Below is a copy of the whole page I was given in the magazine, with photographs taken by Daniel James Photography.

 

 

magazine page scan

 

If i can stand to part with her, Pepper will be available to buy on my Etsy shop. For now though, I’m hanging onto her unless the right offer comes along!

Thanks to both Daniel James for his beautiful photographs and ongoing support. Also to the good people at Art Doll Quarterly for giving my 2012 a bright start.

 

Krista Joy

March 2012

So I fancied a change from the regular run of the mill cute colourful dragons, right about the same time I discovered marble effect polymer clay. Put two and two together and what do you get? Gothic yet cute, the gargoyle dragon series was born!

Presenting Vladimir, Attila, Siegfried and Gunther, four little characters just itching to find new homes. From March 1st 2012, you can find all four gargoyles for sale at the Billy Dylan at Etsy shop. But you need to be quick, as there are only four of them and there won’t be anymore available for the foreseeable future!

Each dragon is priced at $8 each, is signed on the underside, and comes in his own marble effect gift box.

Get them while they’re hot!

Krista Joy

Feb 27th 2012

 

Photographs by Daniel James Photography

 

So it’s been a while since I posted, (smack on the wrist I know) but it’s not like I haven’t been busy! With one short story checked and another under the pen as we speak, it’s closing into the time I can post a link to the free ebook download of ‘A Murder of Crows‘. Eep!

unique tattoo artist design

But in my spare time my pen has strayed from the supernatural, and onto the nature of the tattoo. Thanks to a willing friend a work of art has actually been immortalised! The image you see was created by Rob McNeill of Ethereal Ink, Kinver, and frankly I think he’s it given it a whole new feel. I hope the client is as pleased as I am – I’m still bragging about it to anyone who will listen!

Rob took the original sketch (below) and developed it into a suitable design, adding clouds and stars which tie in with the clients other tattoos.
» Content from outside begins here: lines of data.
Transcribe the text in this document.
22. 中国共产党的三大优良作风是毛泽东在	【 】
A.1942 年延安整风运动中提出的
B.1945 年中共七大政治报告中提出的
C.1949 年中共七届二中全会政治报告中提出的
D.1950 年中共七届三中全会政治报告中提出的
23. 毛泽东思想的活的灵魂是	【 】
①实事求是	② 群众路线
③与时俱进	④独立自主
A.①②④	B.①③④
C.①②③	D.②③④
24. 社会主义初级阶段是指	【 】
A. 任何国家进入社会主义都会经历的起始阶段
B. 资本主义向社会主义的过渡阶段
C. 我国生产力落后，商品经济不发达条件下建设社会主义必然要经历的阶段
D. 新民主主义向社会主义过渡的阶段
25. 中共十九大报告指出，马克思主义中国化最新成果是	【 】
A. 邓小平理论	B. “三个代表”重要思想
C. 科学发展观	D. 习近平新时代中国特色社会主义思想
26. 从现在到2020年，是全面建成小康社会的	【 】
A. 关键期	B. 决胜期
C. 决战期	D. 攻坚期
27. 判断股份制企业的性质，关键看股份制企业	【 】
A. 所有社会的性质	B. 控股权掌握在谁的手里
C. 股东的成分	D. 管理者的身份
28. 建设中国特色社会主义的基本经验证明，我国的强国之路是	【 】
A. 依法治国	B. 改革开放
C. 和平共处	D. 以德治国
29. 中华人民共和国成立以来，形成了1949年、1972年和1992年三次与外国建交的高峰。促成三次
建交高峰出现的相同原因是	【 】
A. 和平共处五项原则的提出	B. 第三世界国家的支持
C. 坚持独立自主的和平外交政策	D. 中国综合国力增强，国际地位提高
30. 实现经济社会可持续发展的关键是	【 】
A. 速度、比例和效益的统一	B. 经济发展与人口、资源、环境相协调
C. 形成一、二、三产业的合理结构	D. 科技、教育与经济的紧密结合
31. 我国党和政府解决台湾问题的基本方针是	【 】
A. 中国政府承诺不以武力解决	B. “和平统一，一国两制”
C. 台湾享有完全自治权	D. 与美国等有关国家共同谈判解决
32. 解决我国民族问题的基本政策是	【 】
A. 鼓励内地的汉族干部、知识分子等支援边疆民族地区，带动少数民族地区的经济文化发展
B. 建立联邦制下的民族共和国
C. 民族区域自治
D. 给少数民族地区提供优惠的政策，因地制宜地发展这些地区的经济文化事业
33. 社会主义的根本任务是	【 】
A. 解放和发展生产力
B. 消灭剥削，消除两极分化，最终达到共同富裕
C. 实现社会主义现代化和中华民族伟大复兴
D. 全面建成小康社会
The angel will eventually tie in with a design covering the entire calf.

This has been a real learning curve for me as an artist. Where it has been glorious picking up my pencil and spending hours on end drawing to my hearts content, I have also had to adapt my style and clean up my act, so to speak, using cleaner, bolder lines and develop a new method of shading!

If anyone thinks tattoo artists have it easy, think again! My job is easy – you can use an eraser on paper – but ink on skin is permanent! Ethereal Ink, I take my hat off to you!

Still, I have so far managed to produce four rough flash sheets that will hopefully be for sale online soon! Look out for Fairies, Flowers and Butterflies, and Pin Up Girls!